Verstappen was more than a second off Hamilton’s pace as the best of the rest, with Ferrari’s Charles Leclerc joining him on the second row while his four times champion team mate Sebastian Vettel qualified 10th.

“I think the lap at the end of Q3 was actually pretty good but you could just see pretty early on in qualifying they were just way too fast, as they have been in the last three races,” said Verstappen.

The Dutch driver’s Thai team mate Alexander Albon continued a run of poor Saturday form by qualifying 12th. That placed him alongside AlphaTauri’s Pierre Gasly, the Frenchman who occupied the Red Bull seat before him.

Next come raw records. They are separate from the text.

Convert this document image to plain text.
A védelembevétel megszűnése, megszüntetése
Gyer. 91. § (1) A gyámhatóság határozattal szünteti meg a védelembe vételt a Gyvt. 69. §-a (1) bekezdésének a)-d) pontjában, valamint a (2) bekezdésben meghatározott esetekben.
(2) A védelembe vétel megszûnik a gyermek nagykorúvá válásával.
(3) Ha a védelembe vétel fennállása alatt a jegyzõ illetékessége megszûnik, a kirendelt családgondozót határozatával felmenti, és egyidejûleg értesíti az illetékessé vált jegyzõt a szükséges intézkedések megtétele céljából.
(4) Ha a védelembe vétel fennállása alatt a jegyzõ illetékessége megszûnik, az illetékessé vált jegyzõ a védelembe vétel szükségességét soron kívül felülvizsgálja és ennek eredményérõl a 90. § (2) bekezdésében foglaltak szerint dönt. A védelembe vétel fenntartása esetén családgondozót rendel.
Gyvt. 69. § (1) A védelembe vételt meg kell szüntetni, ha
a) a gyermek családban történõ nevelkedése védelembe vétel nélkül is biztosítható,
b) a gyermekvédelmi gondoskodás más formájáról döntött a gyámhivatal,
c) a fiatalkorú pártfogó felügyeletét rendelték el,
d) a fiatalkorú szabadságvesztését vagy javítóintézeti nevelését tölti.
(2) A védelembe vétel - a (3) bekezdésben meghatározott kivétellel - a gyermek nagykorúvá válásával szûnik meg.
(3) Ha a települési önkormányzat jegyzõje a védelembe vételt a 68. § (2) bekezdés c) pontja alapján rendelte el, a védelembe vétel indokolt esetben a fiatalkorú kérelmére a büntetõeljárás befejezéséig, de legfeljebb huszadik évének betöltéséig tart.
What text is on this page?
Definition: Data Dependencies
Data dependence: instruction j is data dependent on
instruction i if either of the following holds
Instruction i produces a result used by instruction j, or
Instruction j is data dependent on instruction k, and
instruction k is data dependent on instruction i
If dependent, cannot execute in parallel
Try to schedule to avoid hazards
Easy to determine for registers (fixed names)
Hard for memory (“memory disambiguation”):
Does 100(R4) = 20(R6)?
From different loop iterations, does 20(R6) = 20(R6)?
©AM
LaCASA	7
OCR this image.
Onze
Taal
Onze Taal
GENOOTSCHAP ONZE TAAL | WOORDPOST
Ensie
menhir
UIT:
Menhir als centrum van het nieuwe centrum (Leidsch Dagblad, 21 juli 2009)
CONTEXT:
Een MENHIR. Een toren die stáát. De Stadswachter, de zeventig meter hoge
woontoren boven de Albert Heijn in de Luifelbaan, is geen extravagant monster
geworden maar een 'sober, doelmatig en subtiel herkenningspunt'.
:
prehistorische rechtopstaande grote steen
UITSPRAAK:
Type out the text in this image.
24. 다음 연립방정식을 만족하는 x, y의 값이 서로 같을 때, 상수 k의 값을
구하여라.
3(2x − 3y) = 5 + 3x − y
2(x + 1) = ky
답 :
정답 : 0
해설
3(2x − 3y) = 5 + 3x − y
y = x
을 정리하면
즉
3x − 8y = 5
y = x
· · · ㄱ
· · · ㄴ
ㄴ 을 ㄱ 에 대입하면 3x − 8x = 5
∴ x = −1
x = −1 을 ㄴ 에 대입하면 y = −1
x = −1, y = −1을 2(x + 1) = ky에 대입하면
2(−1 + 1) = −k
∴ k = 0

Gasly missed out on the final top 10 shootout by the slimmest of margins, setting the same time as Racing Point’s Canadian Lance Stroll who went through because he did his lap first.

McLaren’s British driver Lando Norris will line up in fifth place, ahead of Stroll in sixth, with team mate Carlos Sainz seventh and Renault’s Australian Daniel Ricciardo eighth.

Williams’ George Russell made the second phase for the second race in a row and starts 15th while Nico Hulkenberg, standing in for Mexican Sergio Perez after the Racing Point driver contracted the new coronavirus, lines up 13th.

Qualifying was held without spectators due to the Covid-19 pandemic.

“Normally you have the sirens going off, you see the flags everywhere, you see smoke and the atmosphere is buzzing. You normally get out of the car and there’s a different energy,” said Hamilton.

“We definitely miss them (the fans) but hopefully they were happy with that turnaround.”